Davydov, Denis, Ph.D.

Denis Davydov, Ph.D.

Department of Mechanical Engineering
Institute of Applied Mechanics (LTM, Prof. Steinmann)

Paul-Gordan-Strasse 3
91052 Erlangen


Bridging scales - from Quantum Mechanics to Continuum Mechanics. A Finite Element approach.

(Third Party Funds Single)

Project leader:
Project members: ,
Start date: 1. January 2016
End date: 30. September 2018
Funding source: DFG-Einzelförderung / Sachbeihilfe (EIN-SBH)

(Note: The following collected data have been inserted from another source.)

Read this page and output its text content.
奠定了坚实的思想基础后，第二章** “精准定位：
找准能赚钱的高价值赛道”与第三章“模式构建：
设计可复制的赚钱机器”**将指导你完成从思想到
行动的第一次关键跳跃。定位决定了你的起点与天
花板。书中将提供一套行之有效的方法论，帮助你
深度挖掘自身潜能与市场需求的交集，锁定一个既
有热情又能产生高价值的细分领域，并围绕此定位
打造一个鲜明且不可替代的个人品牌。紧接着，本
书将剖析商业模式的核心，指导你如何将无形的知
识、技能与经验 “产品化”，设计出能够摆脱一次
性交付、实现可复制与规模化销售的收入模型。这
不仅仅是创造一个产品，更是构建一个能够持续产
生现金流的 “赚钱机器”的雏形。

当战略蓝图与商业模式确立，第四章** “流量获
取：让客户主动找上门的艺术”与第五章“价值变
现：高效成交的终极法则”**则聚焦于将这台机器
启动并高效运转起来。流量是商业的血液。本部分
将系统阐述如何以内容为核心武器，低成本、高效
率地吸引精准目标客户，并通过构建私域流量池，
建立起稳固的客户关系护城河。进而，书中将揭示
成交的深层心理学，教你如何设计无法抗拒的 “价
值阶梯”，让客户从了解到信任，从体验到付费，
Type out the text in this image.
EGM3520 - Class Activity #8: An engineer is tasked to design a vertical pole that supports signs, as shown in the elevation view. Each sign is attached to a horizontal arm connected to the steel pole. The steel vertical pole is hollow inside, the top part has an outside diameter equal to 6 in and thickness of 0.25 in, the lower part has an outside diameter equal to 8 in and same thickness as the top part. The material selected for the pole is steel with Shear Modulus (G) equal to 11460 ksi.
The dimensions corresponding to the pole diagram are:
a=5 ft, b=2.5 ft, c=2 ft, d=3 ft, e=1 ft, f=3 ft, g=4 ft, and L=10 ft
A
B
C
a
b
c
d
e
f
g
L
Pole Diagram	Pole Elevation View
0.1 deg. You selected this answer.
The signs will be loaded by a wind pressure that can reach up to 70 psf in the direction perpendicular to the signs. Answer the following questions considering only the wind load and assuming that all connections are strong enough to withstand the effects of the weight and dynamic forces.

The concurrently coupled Quantum Mechanics (QM) - Continuum Mechanics (CM) approach for electro-elastic problems is considered in this proposal. Despite the fact that efforts have been made to bridge different description of matter, many questions are yet to be answered. First, an efficient Finite Element (FE)-based solution approach to the Kohn-Sham (KS) equations of Density Functional Theory (DFT) will be further developed. The h-adaptivity in the FE-based solution with non-local pseudo-potentials, as well as the mesh transformation during the structural optimization and formulation of the deformation map are the main topics to be studied. It should be noted that until now there exists no open-source implementation of the DFT approach which uses a FE basis and provides hp-refinement capabilities. A FE basis is very attractive in the context of the DFT theory because of its completeness, refinement possibility as well as good polarization properties based on domain decomposition. Second, QM quantities will be related to their CM counterparts (e.g. displacements, deformation gradient, the Piola stress, polarization, etc). This will be achieved using averaging in the Lagrangian configuration. To that end the full control over a FE-based solution of the KS equations is required. The procedure is then to be tested on a representative numerical example - bending of a single wall carbon nanotube. On the CM side, the surface-enhanced continuum theory will be utilized to properly capture surface effects. It should be noted that although several theoretical works exist on this matter, no numerical attempts have been made to check their validity on test examples. Lastly, based on the correspondence between different formulations, a concurrently coupled QM-CM method will be proposed. Coupling will be achieved in a staggered way, i.e. QM and CM problems will be solved iteratively with a proper exchange of information between them. A test-problem of crack propagation in a graphene sheet will be considered. As a long term goal of the project, coupling strategies for electro-elastic problems will be developed. To the best of my knowledge, non of the QM-CM coupling method is capable to handle electro-elastic problems.